C’è un’industria automobilistica che ha una strategia di sviluppo ambiziosa. E non è tedesca. Parlo di Nissan che in questi giorni ha riunito la stampa internazionale negli Stati Uniti per illustrare i piani per il futuro. L’evento coinvolge anche il marchio di lusso Infiniti e quello appena rilanciato (era stato abbandonato nel 1981) e per ora dedicato solo ai Paesi emergenti, Datsun.

I giapponesi hanno dichiarato di voler raggiungere entro il 2016 una quota di mercato dell’8%, l’equivalente di circa, alle stime di oggi, più di 6 milioni di veicoli. Nel 2012 si erano fermati a 4,914 milioni. In pratica circa 1 milione di unità in 4 anni. Non pochi. Tanto più se nel primo semestre del 2013 le vendite globali sono scese a 2.524.499 unità, con un -3,8% su base annua. Lo stesso contributo alla causa da qui al 2016 di Infiniti (“pensiamo a costruire il brand più che ai volumi”) e di Datsun (“sul mercato dal 2014  e solo in India, Indonesia, Russia”) sarà ridotto al minimo e di modelli aggiuntivi di volume non se ne vedono (mentre la gamma delle elettriche sarà composta di 5 modelli). In Nissan puntano diritti anche all’aumento dei profitti: nel 2016 i giapponesi vogliono arrivare all’8% contro l’attuale 6% circa.

Detto questo, credo che Nissan sia in grado di raggiungere entrambi gli obiettivi. Vi spiego in breve perché. E’ ben posizionata nel segmento dei suv e crossover, quello che, a detta di tutti, ha nei prossimi anni i maggiori margini di crescita. Ovunque: Stati Uniti, Europa, Brasile e Cina. Non c’è industria generalista con un portafoglio migliore di questo tipo di vetture. E non c’è prodotto, alto di gamma a parte, più adatto per fare profitti.

La presenza di Nissan poi nel mercato globale è ben equilibrata: aspetto che mette l’industria giapponese al riparo dalle turbolenze della domanda e valutarie (leggi, ad esempio, svalutazione monete dei Paesi emergenti). Tanto più se, in termini finanziari, più di alcune concorrenti, produce dove vende: l’80% circa delle auto vendute in Europa sono prodotte nel Vecchio Continente. A partire dal 2015 l’85% delle vetture vendute negli Stati Uniti sarà “made in Usa” (oggi è comunque oltre il 70%). E’ poi ben posizionata sul mercato cinese dove punta diretta al 10% di quota e ha una strategia di design specifica (vedi concept Friend-Me).
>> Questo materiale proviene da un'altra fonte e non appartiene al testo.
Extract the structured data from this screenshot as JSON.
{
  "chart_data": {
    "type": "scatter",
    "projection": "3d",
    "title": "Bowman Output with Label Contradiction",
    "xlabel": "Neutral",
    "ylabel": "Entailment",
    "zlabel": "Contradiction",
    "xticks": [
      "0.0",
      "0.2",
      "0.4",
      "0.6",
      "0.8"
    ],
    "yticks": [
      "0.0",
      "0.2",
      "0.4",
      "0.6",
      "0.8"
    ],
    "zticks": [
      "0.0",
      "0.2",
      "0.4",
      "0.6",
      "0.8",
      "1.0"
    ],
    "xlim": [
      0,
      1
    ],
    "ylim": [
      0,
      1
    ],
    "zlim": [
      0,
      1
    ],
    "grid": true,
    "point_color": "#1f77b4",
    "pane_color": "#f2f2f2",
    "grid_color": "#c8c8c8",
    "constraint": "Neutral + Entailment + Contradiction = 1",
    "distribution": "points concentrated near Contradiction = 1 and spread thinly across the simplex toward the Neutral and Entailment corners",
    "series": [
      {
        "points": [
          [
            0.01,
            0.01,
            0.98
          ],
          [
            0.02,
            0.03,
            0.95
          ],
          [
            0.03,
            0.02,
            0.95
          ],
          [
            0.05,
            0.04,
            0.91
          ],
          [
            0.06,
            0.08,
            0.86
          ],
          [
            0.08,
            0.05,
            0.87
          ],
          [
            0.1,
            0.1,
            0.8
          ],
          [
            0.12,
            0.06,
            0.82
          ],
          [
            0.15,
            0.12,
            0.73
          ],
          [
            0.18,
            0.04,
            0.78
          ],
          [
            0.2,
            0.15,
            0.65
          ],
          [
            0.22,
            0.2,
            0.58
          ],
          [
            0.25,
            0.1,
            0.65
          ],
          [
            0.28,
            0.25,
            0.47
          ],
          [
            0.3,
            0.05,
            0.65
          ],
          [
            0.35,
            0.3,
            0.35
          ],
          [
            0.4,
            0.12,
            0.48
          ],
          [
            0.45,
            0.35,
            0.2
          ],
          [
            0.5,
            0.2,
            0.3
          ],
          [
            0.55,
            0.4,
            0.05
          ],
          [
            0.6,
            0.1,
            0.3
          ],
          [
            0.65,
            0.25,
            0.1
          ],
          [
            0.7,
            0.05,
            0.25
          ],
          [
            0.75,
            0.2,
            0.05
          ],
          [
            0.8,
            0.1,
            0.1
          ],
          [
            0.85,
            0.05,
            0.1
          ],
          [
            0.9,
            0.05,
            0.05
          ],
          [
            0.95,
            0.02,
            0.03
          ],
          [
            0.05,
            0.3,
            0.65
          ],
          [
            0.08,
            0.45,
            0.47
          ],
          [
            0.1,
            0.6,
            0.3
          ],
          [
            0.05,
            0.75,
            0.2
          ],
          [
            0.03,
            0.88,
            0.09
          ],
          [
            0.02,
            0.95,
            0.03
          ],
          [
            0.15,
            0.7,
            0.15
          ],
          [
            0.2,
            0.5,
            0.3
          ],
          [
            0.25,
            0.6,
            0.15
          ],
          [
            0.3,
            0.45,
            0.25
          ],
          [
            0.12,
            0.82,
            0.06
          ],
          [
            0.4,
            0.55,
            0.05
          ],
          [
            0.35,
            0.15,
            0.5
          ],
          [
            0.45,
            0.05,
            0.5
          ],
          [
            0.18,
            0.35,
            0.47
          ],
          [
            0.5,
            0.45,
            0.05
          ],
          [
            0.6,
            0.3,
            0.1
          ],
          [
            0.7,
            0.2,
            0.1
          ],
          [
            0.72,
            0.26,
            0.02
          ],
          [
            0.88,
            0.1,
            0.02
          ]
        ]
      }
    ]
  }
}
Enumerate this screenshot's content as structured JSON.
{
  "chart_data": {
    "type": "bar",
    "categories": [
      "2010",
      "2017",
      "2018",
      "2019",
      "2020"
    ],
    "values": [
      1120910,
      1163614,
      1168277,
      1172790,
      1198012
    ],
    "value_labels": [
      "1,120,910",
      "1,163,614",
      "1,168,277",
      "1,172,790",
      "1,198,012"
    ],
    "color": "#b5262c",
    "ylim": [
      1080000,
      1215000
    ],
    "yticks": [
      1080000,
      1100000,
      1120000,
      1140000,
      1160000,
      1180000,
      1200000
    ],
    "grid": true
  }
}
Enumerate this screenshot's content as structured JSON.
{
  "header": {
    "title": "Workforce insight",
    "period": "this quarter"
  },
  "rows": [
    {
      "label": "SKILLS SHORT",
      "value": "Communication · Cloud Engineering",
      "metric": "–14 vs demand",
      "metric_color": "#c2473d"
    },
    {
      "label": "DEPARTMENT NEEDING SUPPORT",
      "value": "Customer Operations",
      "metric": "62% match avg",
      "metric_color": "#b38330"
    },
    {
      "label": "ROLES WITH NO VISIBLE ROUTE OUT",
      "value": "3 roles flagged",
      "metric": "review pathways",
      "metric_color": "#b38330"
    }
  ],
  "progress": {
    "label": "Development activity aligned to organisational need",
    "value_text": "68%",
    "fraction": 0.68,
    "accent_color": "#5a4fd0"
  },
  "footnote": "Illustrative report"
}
I numeri che arrivano poi dal mercato dei veicoli commerciali leggeri sono confortanti: 1,14 milioni nel fiscal year 2012. Senza considerare il boost delle vendite che potrebbe arrivare dal prossimo ottobre quando l’NV200 (presente in 40 mercati) diventerà il taxi ufficiale della città di New York.

La stessa Datsun, come mi hanno raccontato negli Stati Uniti i colleghi indiani (dove oltre a Indonesia, Russia e Sud Africa sarà venduta), pur rimanendo un’incognita potrebbe avere “buone possibilità di cogliere nel segno”. A differenza di quanto raccontato finora Datsun non sarà un marchio low-cost puro: verrà posizionato un poco più in alto e garantirà margini, nelle intenzioni, simili a quelli di Dacia (sulla Duster gli stessi di Bmw …). Ci sono poi le elettriche: 75.000 Leaf vendute finora non sono quanto sperato da Ghosn all’inizio ma garantiscono una leadership tecnologica in grado di spingere in alto il valore del brand. Non è un caso che, anche grazie alle elettriche, il valore del marchio Nissan è quello che cresce di più all’interno dell’industria automobilistica (ricerca Interbrand).

Tanti indizi che (forse) fanno una prova: Nissan potrebbe raggiungere gli obiettivi lanciati. Si accettano scommesse.